Analysts believe Comcast's decision to acquire a majority interest in NBCU will have a significant impact on its TV Everywhere initiative and could change the entire industry landscape.

“Time Warner has been the initiator of TV Everywhere, but Comcast is definitely the leader in making it a reality,” Parks' Dasari said. “Comcast is positioned well from an infrastructure point of view. The NBC deal will make them a major content provider and this has some interesting ramifications. Five or 10 years from now, Comcast could say, 'It doesn't matter where you live or what other subscription services you have, you can have access to our content.' And that could eliminate the territory exclusivity that cable operators have enjoyed since the industry got off the ground and could redraw the entire industry.”

Other industry observers agree that Comcast could fundamentally shake up the cable business.

“Time Warner Cable, Cox, Cablevision, Charter: Watch your backs and your precious subscriber bases,” ExtendMedia CEO Tom MacIsaac wrote in a blog on Dec. 11. “It's a risky, potentially cannibalistic move for Comcast, but the alternative is that someone else (Apple, AT&T, Microsoft or Google) gets there first. Even so, it seems a sure bet that Comcast would be ready to be ready to respond very quickly and in a powerful way.” ExtendMedia provides software and media services that enable content providers and distributors to create, deliver, manage and monetize online content offerings over many devices.

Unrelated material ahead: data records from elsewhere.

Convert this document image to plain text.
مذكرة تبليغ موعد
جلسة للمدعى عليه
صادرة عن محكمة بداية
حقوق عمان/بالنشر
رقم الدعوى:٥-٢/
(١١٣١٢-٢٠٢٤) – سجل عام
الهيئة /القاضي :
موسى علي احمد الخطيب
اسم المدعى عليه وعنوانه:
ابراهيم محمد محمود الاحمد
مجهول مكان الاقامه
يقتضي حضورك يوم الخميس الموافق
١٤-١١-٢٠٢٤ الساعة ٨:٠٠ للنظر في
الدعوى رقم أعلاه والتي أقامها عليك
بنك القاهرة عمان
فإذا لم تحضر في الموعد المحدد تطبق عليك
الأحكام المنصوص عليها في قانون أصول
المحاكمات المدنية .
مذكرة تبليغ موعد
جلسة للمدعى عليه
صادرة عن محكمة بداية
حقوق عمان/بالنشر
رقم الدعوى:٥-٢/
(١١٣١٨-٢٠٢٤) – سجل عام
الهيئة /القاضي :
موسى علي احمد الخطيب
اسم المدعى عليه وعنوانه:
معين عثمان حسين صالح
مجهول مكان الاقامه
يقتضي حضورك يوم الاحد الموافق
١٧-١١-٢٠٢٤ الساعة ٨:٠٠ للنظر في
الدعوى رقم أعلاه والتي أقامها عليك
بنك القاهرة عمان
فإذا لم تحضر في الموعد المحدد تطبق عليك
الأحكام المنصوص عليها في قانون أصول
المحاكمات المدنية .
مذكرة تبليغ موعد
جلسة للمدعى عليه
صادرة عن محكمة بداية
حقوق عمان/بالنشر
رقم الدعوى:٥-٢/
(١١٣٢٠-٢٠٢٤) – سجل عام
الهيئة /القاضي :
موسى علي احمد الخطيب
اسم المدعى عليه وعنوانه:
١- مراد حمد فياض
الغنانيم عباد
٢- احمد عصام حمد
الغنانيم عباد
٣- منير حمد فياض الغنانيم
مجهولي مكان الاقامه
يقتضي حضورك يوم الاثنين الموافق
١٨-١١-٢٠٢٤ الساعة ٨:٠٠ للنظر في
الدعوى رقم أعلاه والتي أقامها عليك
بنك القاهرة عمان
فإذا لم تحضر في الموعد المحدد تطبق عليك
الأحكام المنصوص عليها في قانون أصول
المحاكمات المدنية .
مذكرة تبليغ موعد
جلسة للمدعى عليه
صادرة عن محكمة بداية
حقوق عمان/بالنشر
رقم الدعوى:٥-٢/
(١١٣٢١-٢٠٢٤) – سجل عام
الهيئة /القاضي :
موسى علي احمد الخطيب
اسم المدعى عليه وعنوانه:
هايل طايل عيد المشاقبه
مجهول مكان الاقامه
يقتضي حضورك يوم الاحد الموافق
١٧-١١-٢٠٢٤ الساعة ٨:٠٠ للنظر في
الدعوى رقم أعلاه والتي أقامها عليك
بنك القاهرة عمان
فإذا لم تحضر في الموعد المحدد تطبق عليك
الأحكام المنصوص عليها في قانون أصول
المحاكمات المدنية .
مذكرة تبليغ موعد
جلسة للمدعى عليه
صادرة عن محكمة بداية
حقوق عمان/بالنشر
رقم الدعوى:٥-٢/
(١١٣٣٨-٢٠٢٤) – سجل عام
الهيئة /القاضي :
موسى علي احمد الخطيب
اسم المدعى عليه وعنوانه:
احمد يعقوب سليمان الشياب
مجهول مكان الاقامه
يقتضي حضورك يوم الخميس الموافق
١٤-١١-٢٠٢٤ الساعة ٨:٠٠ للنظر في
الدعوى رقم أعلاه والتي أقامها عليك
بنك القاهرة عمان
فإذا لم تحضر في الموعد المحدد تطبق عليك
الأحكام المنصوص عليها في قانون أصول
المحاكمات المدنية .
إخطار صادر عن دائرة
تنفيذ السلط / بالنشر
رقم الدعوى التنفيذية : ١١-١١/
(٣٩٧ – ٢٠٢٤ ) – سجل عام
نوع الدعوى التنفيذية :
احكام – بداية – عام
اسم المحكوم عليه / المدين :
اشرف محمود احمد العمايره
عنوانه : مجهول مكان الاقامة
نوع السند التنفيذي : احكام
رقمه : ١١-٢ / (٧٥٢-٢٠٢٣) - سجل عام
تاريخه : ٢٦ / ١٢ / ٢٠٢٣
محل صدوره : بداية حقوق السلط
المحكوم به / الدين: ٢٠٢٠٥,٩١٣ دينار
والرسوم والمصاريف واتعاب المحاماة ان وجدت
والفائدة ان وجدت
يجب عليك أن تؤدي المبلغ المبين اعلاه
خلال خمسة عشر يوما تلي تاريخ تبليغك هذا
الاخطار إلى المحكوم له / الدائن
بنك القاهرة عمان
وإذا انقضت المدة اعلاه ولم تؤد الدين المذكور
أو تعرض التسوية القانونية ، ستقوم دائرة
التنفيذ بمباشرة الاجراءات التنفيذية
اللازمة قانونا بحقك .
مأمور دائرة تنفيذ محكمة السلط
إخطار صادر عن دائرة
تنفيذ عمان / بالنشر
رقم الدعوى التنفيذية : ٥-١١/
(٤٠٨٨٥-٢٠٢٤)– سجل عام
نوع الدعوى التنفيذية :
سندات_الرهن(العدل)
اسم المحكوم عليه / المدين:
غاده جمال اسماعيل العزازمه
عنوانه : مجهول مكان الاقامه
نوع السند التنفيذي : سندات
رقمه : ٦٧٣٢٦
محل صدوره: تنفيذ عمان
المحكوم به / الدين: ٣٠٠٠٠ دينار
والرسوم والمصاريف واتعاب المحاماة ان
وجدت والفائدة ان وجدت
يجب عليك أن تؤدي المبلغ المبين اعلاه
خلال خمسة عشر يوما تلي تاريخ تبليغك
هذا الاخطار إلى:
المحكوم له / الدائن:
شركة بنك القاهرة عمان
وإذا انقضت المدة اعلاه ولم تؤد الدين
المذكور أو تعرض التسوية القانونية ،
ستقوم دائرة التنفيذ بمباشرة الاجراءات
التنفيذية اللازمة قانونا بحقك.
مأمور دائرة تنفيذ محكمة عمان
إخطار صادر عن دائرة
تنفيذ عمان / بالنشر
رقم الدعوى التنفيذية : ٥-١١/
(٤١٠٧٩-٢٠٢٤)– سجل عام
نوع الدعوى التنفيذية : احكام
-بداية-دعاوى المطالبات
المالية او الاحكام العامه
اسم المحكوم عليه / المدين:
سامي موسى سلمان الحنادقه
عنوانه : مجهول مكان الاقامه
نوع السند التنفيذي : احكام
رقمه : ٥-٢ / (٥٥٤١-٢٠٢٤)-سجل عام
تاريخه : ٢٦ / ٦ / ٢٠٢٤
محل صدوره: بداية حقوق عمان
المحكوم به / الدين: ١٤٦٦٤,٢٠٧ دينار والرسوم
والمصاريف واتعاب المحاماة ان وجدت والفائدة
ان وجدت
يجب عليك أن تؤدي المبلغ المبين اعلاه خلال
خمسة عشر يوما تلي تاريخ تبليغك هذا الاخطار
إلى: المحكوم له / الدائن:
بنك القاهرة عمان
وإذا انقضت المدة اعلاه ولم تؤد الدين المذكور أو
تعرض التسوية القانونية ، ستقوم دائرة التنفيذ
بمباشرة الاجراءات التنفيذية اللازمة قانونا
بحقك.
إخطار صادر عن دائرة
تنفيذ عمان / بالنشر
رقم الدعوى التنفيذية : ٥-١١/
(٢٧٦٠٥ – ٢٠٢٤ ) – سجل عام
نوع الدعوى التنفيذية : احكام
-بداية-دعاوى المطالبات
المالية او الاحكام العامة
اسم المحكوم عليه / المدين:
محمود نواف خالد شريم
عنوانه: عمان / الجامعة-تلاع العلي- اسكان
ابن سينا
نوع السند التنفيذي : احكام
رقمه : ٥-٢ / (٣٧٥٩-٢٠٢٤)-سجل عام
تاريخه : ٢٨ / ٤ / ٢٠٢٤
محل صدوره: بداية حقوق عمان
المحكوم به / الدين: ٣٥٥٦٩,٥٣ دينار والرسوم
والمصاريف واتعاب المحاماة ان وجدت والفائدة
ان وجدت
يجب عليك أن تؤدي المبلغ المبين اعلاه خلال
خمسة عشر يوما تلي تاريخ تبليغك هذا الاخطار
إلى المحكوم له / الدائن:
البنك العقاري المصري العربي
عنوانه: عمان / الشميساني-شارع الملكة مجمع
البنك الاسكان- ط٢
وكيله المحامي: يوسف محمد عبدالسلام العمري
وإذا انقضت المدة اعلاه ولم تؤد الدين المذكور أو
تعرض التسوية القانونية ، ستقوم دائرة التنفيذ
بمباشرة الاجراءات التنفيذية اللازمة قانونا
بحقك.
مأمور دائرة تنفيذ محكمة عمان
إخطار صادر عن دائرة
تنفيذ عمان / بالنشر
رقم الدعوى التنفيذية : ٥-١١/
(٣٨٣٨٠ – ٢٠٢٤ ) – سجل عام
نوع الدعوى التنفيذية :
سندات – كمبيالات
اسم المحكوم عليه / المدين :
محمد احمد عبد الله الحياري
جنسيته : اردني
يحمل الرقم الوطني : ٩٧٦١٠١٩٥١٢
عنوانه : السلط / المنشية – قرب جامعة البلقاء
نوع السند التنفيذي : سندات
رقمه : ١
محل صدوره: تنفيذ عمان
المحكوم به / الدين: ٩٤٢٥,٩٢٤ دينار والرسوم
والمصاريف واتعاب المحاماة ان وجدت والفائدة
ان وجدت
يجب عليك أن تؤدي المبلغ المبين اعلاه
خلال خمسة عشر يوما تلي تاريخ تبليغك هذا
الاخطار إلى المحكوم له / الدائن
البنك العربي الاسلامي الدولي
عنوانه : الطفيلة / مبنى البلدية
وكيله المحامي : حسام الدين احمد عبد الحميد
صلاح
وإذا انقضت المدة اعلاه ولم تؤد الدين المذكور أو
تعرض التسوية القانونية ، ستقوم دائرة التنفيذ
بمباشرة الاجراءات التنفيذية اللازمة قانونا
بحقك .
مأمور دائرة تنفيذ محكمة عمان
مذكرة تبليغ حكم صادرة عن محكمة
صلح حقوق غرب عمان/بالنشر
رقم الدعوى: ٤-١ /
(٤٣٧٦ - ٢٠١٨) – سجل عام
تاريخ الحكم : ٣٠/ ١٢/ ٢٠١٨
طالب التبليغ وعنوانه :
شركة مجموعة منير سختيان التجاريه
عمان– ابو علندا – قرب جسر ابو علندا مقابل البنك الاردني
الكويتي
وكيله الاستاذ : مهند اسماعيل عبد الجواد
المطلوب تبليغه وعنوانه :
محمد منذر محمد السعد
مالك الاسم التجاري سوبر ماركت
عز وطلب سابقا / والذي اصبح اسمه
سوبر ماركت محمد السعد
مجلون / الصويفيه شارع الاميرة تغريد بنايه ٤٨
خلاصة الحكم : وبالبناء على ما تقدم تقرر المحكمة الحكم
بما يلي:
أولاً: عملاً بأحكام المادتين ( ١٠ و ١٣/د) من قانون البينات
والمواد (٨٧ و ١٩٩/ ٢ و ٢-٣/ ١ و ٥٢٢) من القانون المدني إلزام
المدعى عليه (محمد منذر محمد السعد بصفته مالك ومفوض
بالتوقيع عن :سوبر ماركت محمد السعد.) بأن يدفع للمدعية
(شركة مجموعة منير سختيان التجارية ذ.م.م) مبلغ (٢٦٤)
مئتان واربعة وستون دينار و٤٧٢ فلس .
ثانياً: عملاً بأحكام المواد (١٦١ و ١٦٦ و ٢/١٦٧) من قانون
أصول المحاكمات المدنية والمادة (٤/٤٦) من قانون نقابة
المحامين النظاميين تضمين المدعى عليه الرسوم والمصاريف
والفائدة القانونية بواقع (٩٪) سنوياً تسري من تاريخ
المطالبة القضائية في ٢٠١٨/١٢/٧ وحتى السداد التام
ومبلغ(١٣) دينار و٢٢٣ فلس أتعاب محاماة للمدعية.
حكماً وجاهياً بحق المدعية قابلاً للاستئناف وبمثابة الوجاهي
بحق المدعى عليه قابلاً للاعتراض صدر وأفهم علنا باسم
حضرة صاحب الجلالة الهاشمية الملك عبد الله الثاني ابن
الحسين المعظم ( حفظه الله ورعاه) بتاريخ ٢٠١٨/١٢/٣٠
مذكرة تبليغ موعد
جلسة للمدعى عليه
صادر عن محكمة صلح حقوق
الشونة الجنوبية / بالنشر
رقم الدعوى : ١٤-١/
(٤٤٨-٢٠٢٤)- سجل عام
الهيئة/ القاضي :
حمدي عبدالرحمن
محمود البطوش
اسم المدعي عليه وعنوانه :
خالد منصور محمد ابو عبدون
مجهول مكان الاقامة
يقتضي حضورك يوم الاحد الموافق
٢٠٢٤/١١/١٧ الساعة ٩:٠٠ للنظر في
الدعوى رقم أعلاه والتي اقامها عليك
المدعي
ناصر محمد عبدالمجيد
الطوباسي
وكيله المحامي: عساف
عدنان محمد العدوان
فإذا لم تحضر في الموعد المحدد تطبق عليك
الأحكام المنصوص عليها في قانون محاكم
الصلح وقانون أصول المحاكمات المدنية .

But answering a question about this issue during last month's quarterly conference call, chief operating officer Steve Burke said Comcast has no plans take its TV Everywhere product out of region. “It really works when it's our existing video customer or someone else that we know that is a customer in our footprint,” he said.

On the other hand, Roberts, in describing plans to launch the on-demand online service nationally in December, appeared to leave the door open for future experimentation: “[I]f this model works as successfully as we hope it will, there will be different flavors and varieties offered,” he said on the earnings call with analysts.

It's clear that the TV and PC platforms are moving closer together and the industry has to have a model in place, said Andy Heller, vice chairman of Turner Broadcasting System. “I think we can reward consumers and they'll be happy to pay for the experience,” he said.